Understanding the geometry of an equirectangular image and training a computer to detect the horizon.

About a year ago, I briefly touched on how various projection types for 360 photos.

In todays post I am going to go deeper into the geometry of equirectangular projections as a way to idenfify roll mathmatically (and with the help of a computer).

## The equirectagular planes

At the most simplistic level, when you look at an equirectangular image (as a flat image), the `x` axis is the longitude (left and right from -180 to 180) and the `z` axis is the latitude (vertically up and down from -90 to 90).

Note: Before we continue, it is important to remember that pitch is rotation around the `x` axis and yaw is rotation around the `z` axis. The `x` and `z` co-ordinates above do not give us either of those values. We are simply seeing

However, assuming the measurements relative to the photo (that yaw is 0 degrees and pitch is 0 degrees) we can estimate roll.

In the graph above you can see the waves representing roll (rotation around `y`). This is exactly the same as what I was showing last week.

The equation for roll (rotation around `y`) (assuming yaw is 0 degrees and pitch is 0 degrees)

`y = arctan(tan(ROLL)sin(x))`

Ofcourse, the visible horizon is not always going to be `z=0`, this requires further calculation to adjust, however, hopefully the general concept is clear.

## Using a computer to draw the horizon

The next step in the process is to get a computer to idenfify;

1. the horizon in the image, and
2. identify the orientation of the camera (right way up or upside down)

I’ve talked a lot about the horizon. The orientation of the camera is important. You’ll notice that each roll horizon has two identical wave.

For example, when roll = 70 degrees;

And roll = -110

The difference being where the sky (or ceiling) is located in an actual photo.

Remember, in a GoPro equirectangular image we don’t have access to the IMU data, so we need to not only teach the computed to identify the wave, but also the orientation.

By teaching a computer what “upside down” looks like (e.g. sky, orientation of identified objects, etc.), we can also determing this.
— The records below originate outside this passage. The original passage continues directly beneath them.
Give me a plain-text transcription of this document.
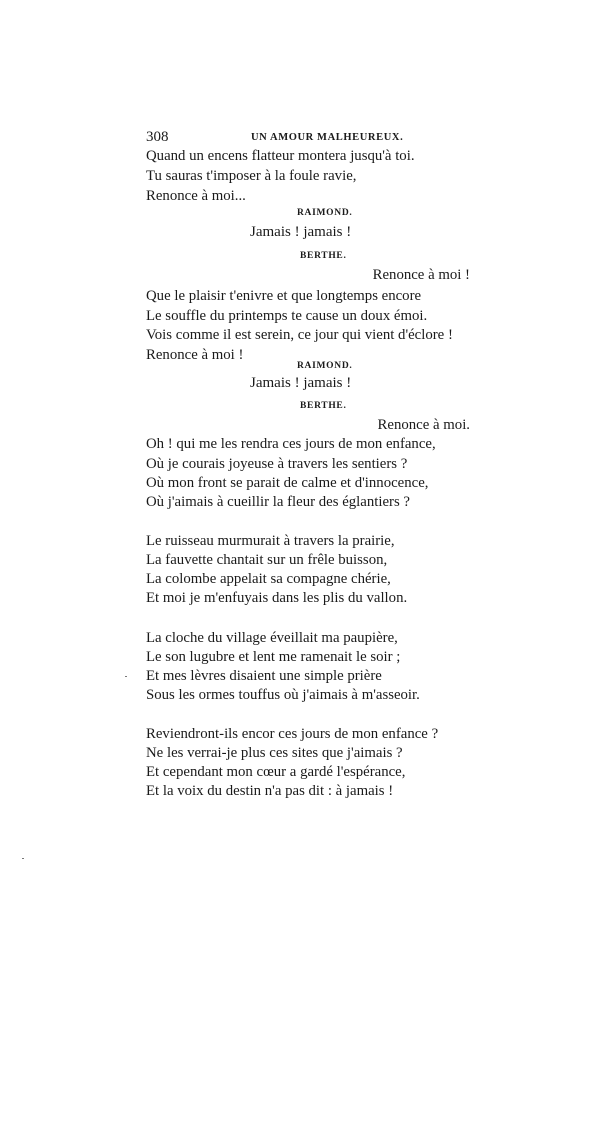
308	UN AMOUR MALHEUREUX.
Quand un encens flatteur montera jusqu'à toi.
Tu sauras t'imposer à la foule ravie,
Renonce à moi...
RAIMOND.
Jamais ! jamais !
BERTHE.
Renonce à moi !
Que le plaisir t'enivre et que longtemps encore
Le souffle du printemps te cause un doux émoi.
Vois comme il est serein, ce jour qui vient d'éclore !
Renonce à moi !
RAIMOND.
Jamais ! jamais !
BERTHE.
Renonce à moi.
Oh ! qui me les rendra ces jours de mon enfance,
Où je courais joyeuse à travers les sentiers ?
Où mon front se parait de calme et d'innocence,
Où j'aimais à cueillir la fleur des églantiers ?
Le ruisseau murmurait à travers la prairie,
La fauvette chantait sur un frêle buisson,
La colombe appelait sa compagne chérie,
Et moi je m'enfuyais dans les plis du vallon.
La cloche du village éveillait ma paupière,
Le son lugubre et lent me ramenait le soir ;
Et mes lèvres disaient une simple prière
Sous les ormes touffus où j'aimais à m'asseoir.
Reviendront-ils encor ces jours de mon enfance ?
Ne les verrai-je plus ces sites que j'aimais ?
Et cependant mon cœur a gardé l'espérance,
Et la voix du destin n'a pas dit : à jamais !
## Roll and pitch labelling

To start teaching the computer, we need some training data that is labelled with roll and pitch in 360 photos (yaw is not so important). A computer can then start understand what roll looks like using the roll value and the visual of the photo itself.

To do this I used the approach to extract telemetry from a video (and then assign it to extracted images from the same video), as discussed in the post Automatic horizon and pitch leveling of GoPro 360 videos.

However, I was still not 100% confident of the accuracy of my code. Therefore, I also decided to use another training set.

The Ricoh Theta records roll and pitch from the gyro in the photos it produces (in `XMP` data). Fortunatley, as the Ricoh Theta was released over 6 years ago and was moderatley popular at the time, there are many cheap second hand versions available on eBay (I picked one up for about \$50).

Here’s a snippet of said metadata from a photo provided;

``````  "XMP:PosePitchDegrees": {
"id": "PosePitchDegrees",
"table": "XMP::GPano",
"val": -9.6
},
"XMP:PoseRollDegrees": {
"id": "PoseRollDegrees",
"table": "XMP::GPano",
"val": -131.6
},
``````

## Collecting training data

Now for the fun part!

Essentially the more training images labelled with roll and pitch values, and the variety of visual landscapes within them will help make the model more accurate at detecting roll and pitch where this telemetry does not already exist.